Up to the early 19th century, the supply and water to the city of Lucca was entrusted to wells that drew from underground resources below the city. Considering the scarcity and bad quality of this water, in 1822, Maria Teresa of Bourbon, Duchess of Lucca, hired the architect Nottolini to build an aqueduct that could bring water from the springs in the high plains near Serra Vespaiata and the Rio San Quirico and Rio della Valle streams.
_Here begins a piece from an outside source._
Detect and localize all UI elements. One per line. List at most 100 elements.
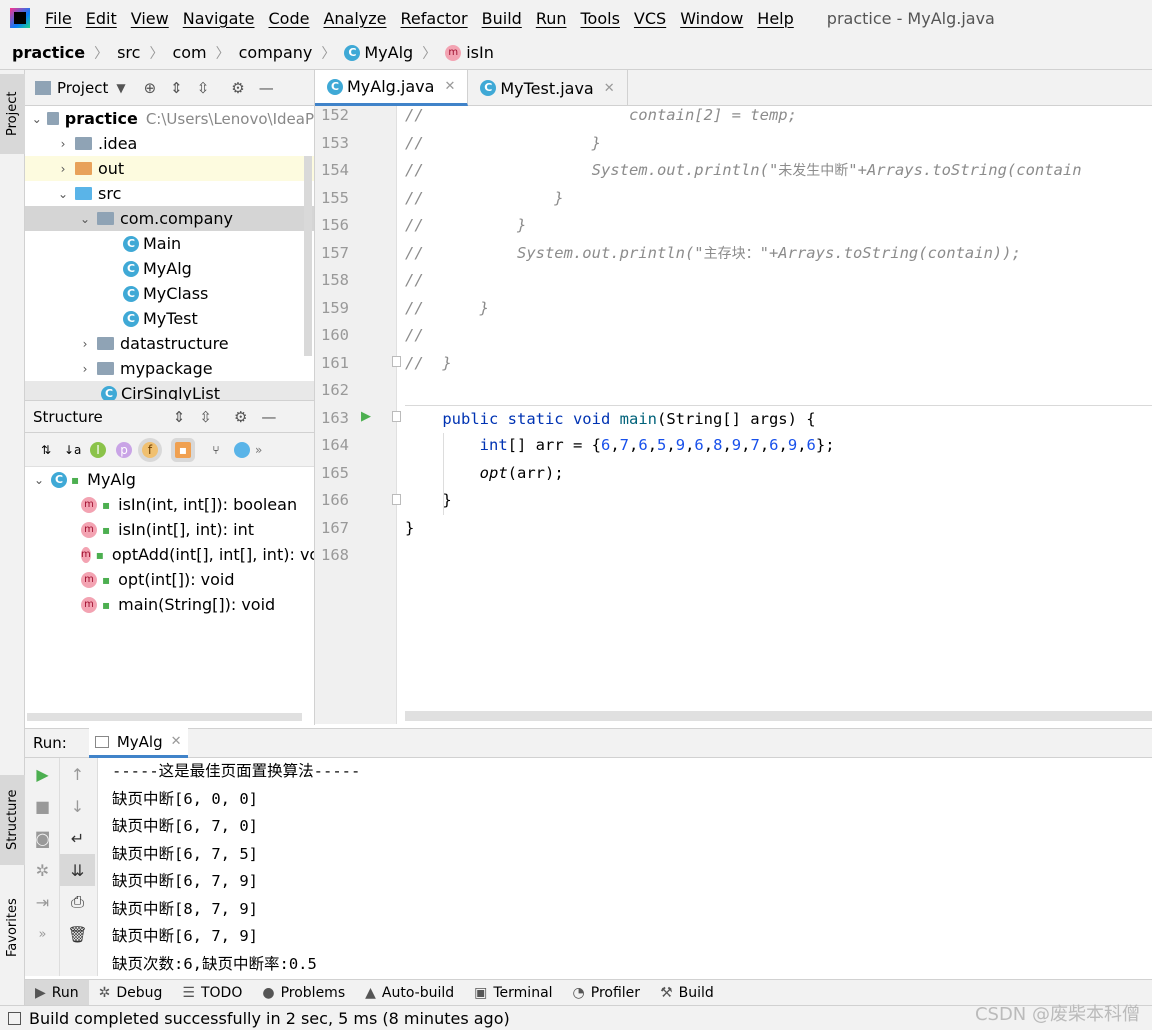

It took 10 years for the architect to construct the 460 arches of the three-km aqueduct, bringing water to the city walls with two separate pipes: one for spring water, intended for drinking, and the other for water taken from the streams, used to fill the fountains inside the city.
Today, the aqueduct is no longer active, but its structure is perfectly intact, and marks the direction of our excursion.
The itinerary begins in the beautiful piazza del Duomo in Lucca, heading past the imposing city walls, through the underpass at the train station, and reaching the small temple-cistern of San Concordio, where the water transported through the overhead pipes once merged before being distributed throughout the city via a network of underground channels. From here, the walk follows the exact route of the aqueduct’s arches and, gradually, brings us to from the city to the green, cultivated countryside.
Nottolini’s spectacular arches end near the town of Guamo, where we come to another Neoclassical building similar to San Concordio. This is the small temple-cistern where the waters would merge before being directed into the two overhead pipes.
We now diverge from the exact route of the aqueduct, but the structure is still easy to see thanks to the presence of small brick filtering wells.
We shortly come to the town known as “With golden words,” a collecting place for the waters coming from the Serra Vespaiata. According to tradition, the curious name comes from the fact that the locals believed that the writing on a memorial stone set into the aqueduct was forged in gold lettering. In reality, it was brass that had clearly been well-polished!
The next part is a bit tiring: we have to climb two kilometres as we move on to Gallonzora, a panoramic town overlooking the Lucca plain. After this final push, the next part heads downhill to the beautiful village of Vorno.